Il presidente degli Stati Uniti Donald Trump ha avvertito che potrebbe ordinare ulteriori attacchi aerei sulla Nigeria se i cristiani continueranno a essere uccisi nella nazione dell’Africa occidentale.
In un’ampia intervista con il New York Occasions, a Trump è stato chiesto se gli attacchi del giorno di Natale nello stato settentrionale di Sokoto, in Nigeria, contro i militanti islamici, fossero parte di una campagna militare più ampia.
“Mi piacerebbe fare uno sciopero una tantum. Ma se continuano a uccidere i cristiani sarà uno sciopero ripetuto”, ha detto.
Il governo della Nigeria ha respinto le precedenti accuse di Trump secondo cui non sarebbe riuscito a proteggere i cristiani dagli attacchi jihadisti, affermando che “musulmani, cristiani e persone senza fede” sono presi di mira.
Accuse di genocidio contro i cristiani nigeriani hanno iniziato a circolare lo scorso anno in alcuni circoli di destra statunitensi, ma le organizzazioni che monitorano la violenza politica in Nigeria affermano che la maggior parte delle vittime dei gruppi jihadisti sono musulmani.
Quando interrogato su questo nell’intervista pubblicata giovedìTrump ha risposto: “Penso che anche in Nigeria vengano uccisi dei musulmani. Ma si tratta soprattutto di cristiani”.
La popolazione della Nigeria, che conta più di 230 milioni di abitanti, è divisa più o meno equamente tra cristiani, che predominano nel sud, e musulmani, che prevalgono nel nord.
Negli ultimi 15 anni, il nord-est del paese ha sofferto di una devastante insurrezione islamica per mano di gruppi jihadisti come Boko Haram e quelli affiliati al gruppo Stato islamico (IS), con sede nello stato di Borno.
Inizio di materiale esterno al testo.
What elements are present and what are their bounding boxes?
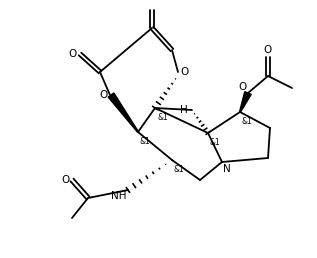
Text: &1: &1 (210, 138, 221, 147)
Text: O: O (62, 175, 70, 185)
Text: &1: &1 (157, 113, 168, 122)
Polygon shape (108, 93, 139, 132)
Text: H: H (180, 105, 188, 115)
Text: &1: &1 (140, 137, 151, 146)
Polygon shape (240, 92, 251, 112)
Text: O: O (264, 45, 272, 55)
Text: O: O (239, 82, 247, 92)
Text: &1: &1 (174, 165, 185, 174)
Text: N: N (223, 164, 231, 174)
Text: O: O (180, 67, 188, 77)
Text: O: O (100, 90, 108, 100)
Text: &1: &1 (242, 117, 253, 126)
Text: NH: NH (111, 191, 126, 201)
Text: O: O (69, 49, 77, 59)
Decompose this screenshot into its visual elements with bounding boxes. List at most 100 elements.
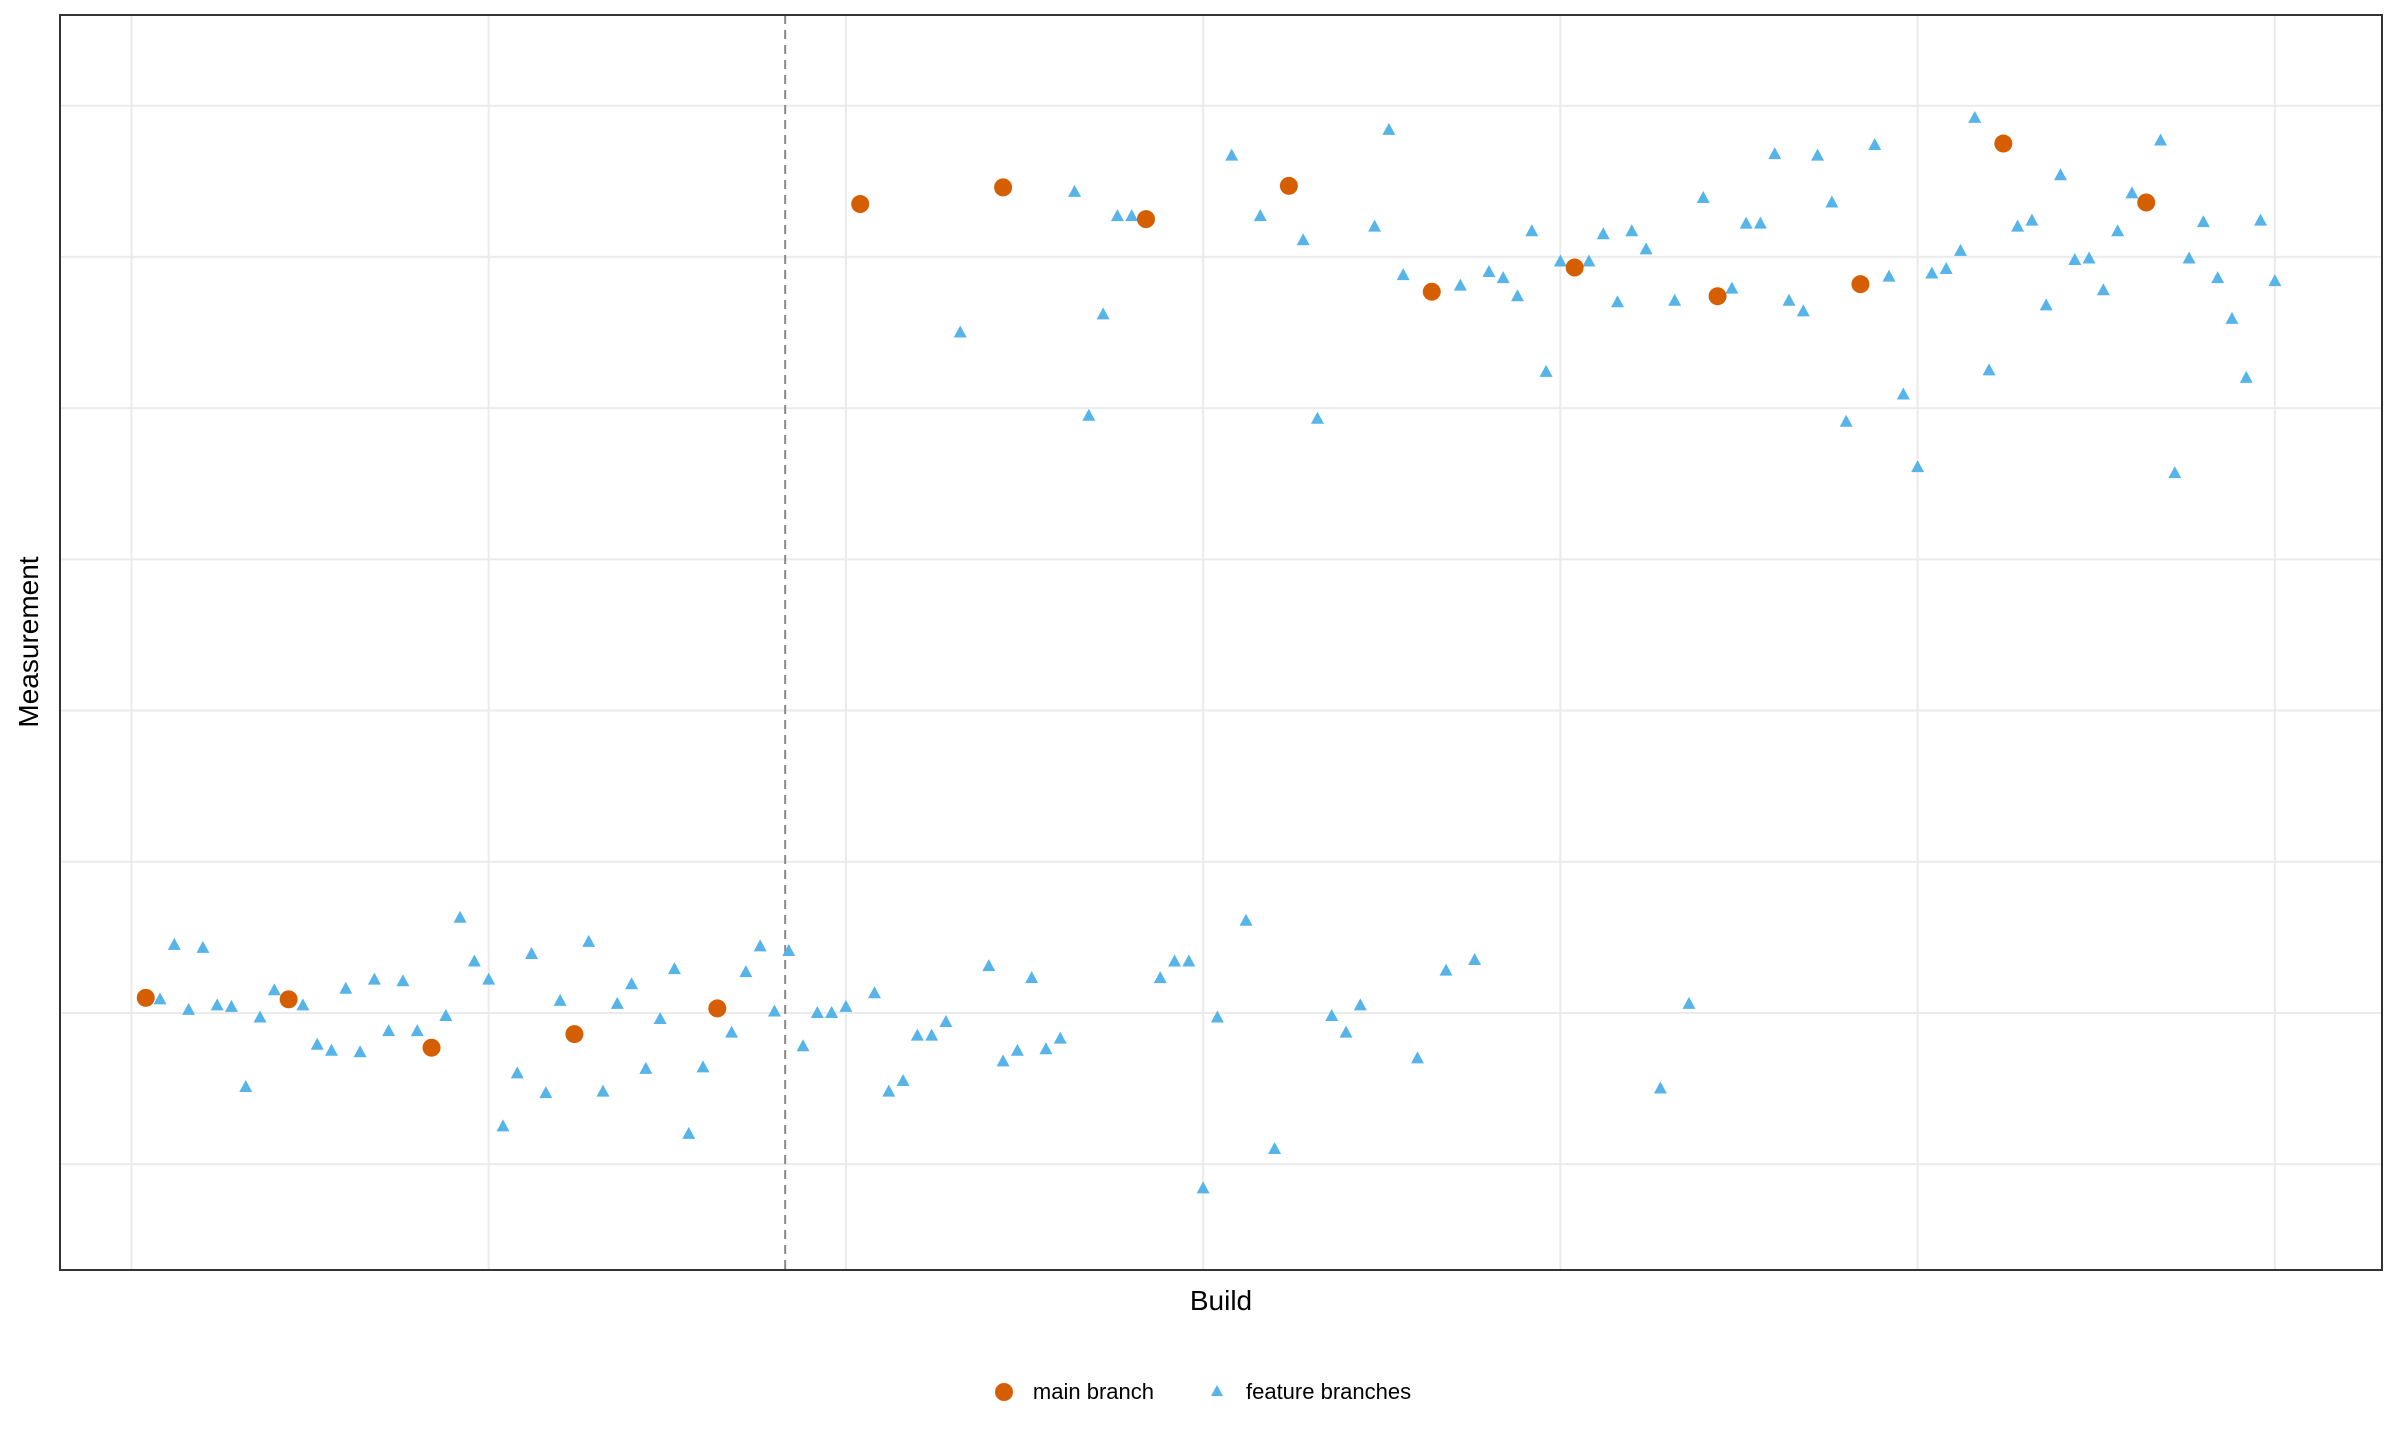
feature-branch-point xyxy=(1268,1142,1282,1155)
feature-branch-point xyxy=(896,1073,910,1086)
feature-branch-point xyxy=(496,1119,510,1132)
feature-branch-point xyxy=(1639,242,1653,255)
feature-branch-point xyxy=(410,1024,424,1037)
triangle-marker-icon xyxy=(1202,1377,1232,1407)
plot-background xyxy=(60,15,2382,1270)
feature-branch-point xyxy=(667,962,681,975)
x-axis-label: Build xyxy=(1190,1285,1252,1316)
feature-branch-point xyxy=(753,939,767,952)
feature-branch-point xyxy=(2082,251,2096,264)
legend-item-feature-branches: feature branches xyxy=(1202,1377,1411,1407)
feature-branch-point xyxy=(1739,216,1753,229)
feature-branch-point xyxy=(882,1084,896,1097)
feature-branch-point xyxy=(196,940,210,953)
feature-branch-point xyxy=(367,972,381,985)
feature-branch-point xyxy=(1239,913,1253,926)
feature-branch-point xyxy=(1553,254,1567,267)
feature-branch-point xyxy=(782,943,796,956)
data-points xyxy=(136,110,2282,1194)
feature-branch-point xyxy=(224,999,238,1012)
feature-branch-point xyxy=(1382,122,1396,135)
feature-branch-point xyxy=(525,946,539,959)
feature-branch-point xyxy=(1068,184,1082,197)
feature-branch-point xyxy=(867,986,881,999)
feature-branch-point xyxy=(439,1008,453,1021)
feature-branch-point xyxy=(1325,1008,1339,1021)
feature-branch-point xyxy=(267,983,281,996)
feature-branch-point xyxy=(2154,133,2168,146)
grid-lines xyxy=(60,15,2382,1270)
feature-branch-point xyxy=(2268,274,2282,287)
feature-branch-point xyxy=(1868,138,1882,151)
feature-branch-point xyxy=(1939,262,1953,275)
feature-branch-point xyxy=(1611,295,1625,308)
circle-marker-icon xyxy=(989,1377,1019,1407)
feature-branch-point xyxy=(1796,304,1810,317)
y-axis-label: Measurement xyxy=(13,556,44,727)
feature-branch-point xyxy=(2011,219,2025,232)
feature-branch-point xyxy=(996,1054,1010,1067)
feature-branch-point xyxy=(1839,414,1853,427)
feature-branch-point xyxy=(382,1024,396,1037)
feature-branch-point xyxy=(1096,307,1110,320)
feature-branch-point xyxy=(539,1086,553,1099)
feature-branch-point xyxy=(1982,363,1996,376)
feature-branch-point xyxy=(510,1066,524,1079)
feature-branch-point xyxy=(839,999,853,1012)
main-branch-point xyxy=(994,178,1013,197)
feature-branch-point xyxy=(2111,224,2125,237)
feature-branch-point xyxy=(1911,460,1925,473)
feature-branch-point xyxy=(1125,209,1139,222)
feature-branch-point xyxy=(1525,224,1539,237)
feature-branch-point xyxy=(910,1028,924,1041)
feature-branch-point xyxy=(1310,411,1324,424)
feature-branch-point xyxy=(2196,215,2210,228)
main-branch-point xyxy=(708,999,727,1018)
main-branch-point xyxy=(1708,287,1727,306)
feature-branch-point xyxy=(1410,1051,1424,1064)
feature-branch-point xyxy=(1811,148,1825,161)
feature-branch-point xyxy=(1482,265,1496,278)
feature-branch-point xyxy=(1682,996,1696,1009)
feature-branch-point xyxy=(1496,271,1510,284)
feature-branch-point xyxy=(1225,148,1239,161)
main-branch-point xyxy=(851,195,870,214)
feature-branch-point xyxy=(1582,254,1596,267)
main-branch-point xyxy=(1136,210,1155,229)
main-branch-point xyxy=(565,1025,584,1044)
feature-branch-point xyxy=(767,1004,781,1017)
feature-branch-point xyxy=(810,1005,824,1018)
feature-branch-point xyxy=(825,1005,839,1018)
feature-branch-point xyxy=(639,1061,653,1074)
main-branch-point xyxy=(136,988,155,1007)
legend-item-main-branch: main branch xyxy=(989,1377,1154,1407)
feature-branch-point xyxy=(2225,311,2239,324)
feature-branch-point xyxy=(953,325,967,338)
feature-branch-point xyxy=(1210,1010,1224,1023)
feature-branch-point xyxy=(625,977,639,990)
feature-branch-point xyxy=(396,974,410,987)
legend-label-main-branch: main branch xyxy=(1032,1379,1154,1404)
feature-branch-point xyxy=(2182,251,2196,264)
feature-branch-point xyxy=(2068,252,2082,265)
feature-branch-point xyxy=(2254,213,2268,226)
feature-branch-point xyxy=(1825,195,1839,208)
feature-branch-point xyxy=(324,1043,338,1056)
legend: main branch feature branches xyxy=(0,1374,2400,1410)
main-branch-point xyxy=(1565,258,1584,277)
feature-branch-point xyxy=(925,1028,939,1041)
feature-branch-point xyxy=(153,992,167,1005)
feature-branch-point xyxy=(1182,954,1196,967)
feature-branch-point xyxy=(1696,190,1710,203)
feature-branch-point xyxy=(2239,370,2253,383)
feature-branch-point xyxy=(2053,168,2067,181)
feature-branch-point xyxy=(167,937,181,950)
feature-branch-point xyxy=(1196,1181,1210,1194)
main-branch-point xyxy=(1279,176,1298,195)
feature-branch-point xyxy=(553,993,567,1006)
feature-branch-point xyxy=(1353,998,1367,1011)
feature-branch-point xyxy=(1039,1042,1053,1055)
plot-border xyxy=(59,14,2383,1271)
feature-branch-point xyxy=(182,1002,196,1015)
Il paese deve affrontare anche una serie di altri complessi problemi di sicurezza in numerous regioni, tra cui bande criminali di rapitori, scontri per la terra e disordini separatisti.
Colpisce il giorno di Natale negli Stati Uniti ha colpito due campi gestiti da un gruppo jihadista chiamato Lakurawa nello stato a maggioranza musulmana di Sokoto, nel nord-ovest della Nigeria, vicino al confine con il Niger. Non è ancora chiaro se ci siano state vittime poiché né gli Stati Uniti né il governo nigeriano hanno fornito dati e non ci sono stati aggiornamenti sull’esito dell’attacco.
Lakurawa ha stabilito un punto d’appoggio nella regione di confine alcuni anni fa e proviene dalle aree a nord della Nigeria, nel Sahel.
Il governo degli Stati Uniti e quello della Nigeria hanno affermato, dopo gli attacchi aerei del mese scorso, che i militanti erano collegati ai gruppi dell’Isis nel Sahel, sebbene l’Isis non si sia collegato a nessuna delle attività del gruppo né abbia annunciato legami con Lakurawa come ha fatto con altri gruppi nella regione che sostiene.
In seguito agli attacchi, il ministro degli Esteri nigeriano Yusuf Maitama Tuggar ha dichiarato alla BBC che si è trattato di una “operazione congiunta” e “non ha nulla a che fare con una religione particolare”.
Riferendosi al momento degli scioperi, ha detto che non avevano “nulla a che fare con il Natale” – anche se Trump ha detto di averli ordinati come “regalo di Natale”.
Il ministro degli Esteri ha aggiunto che gli attacchi hanno avuto l’esplicita approvazione del presidente della Nigeria Bola Tinubu e il coinvolgimento delle forze armate del paese.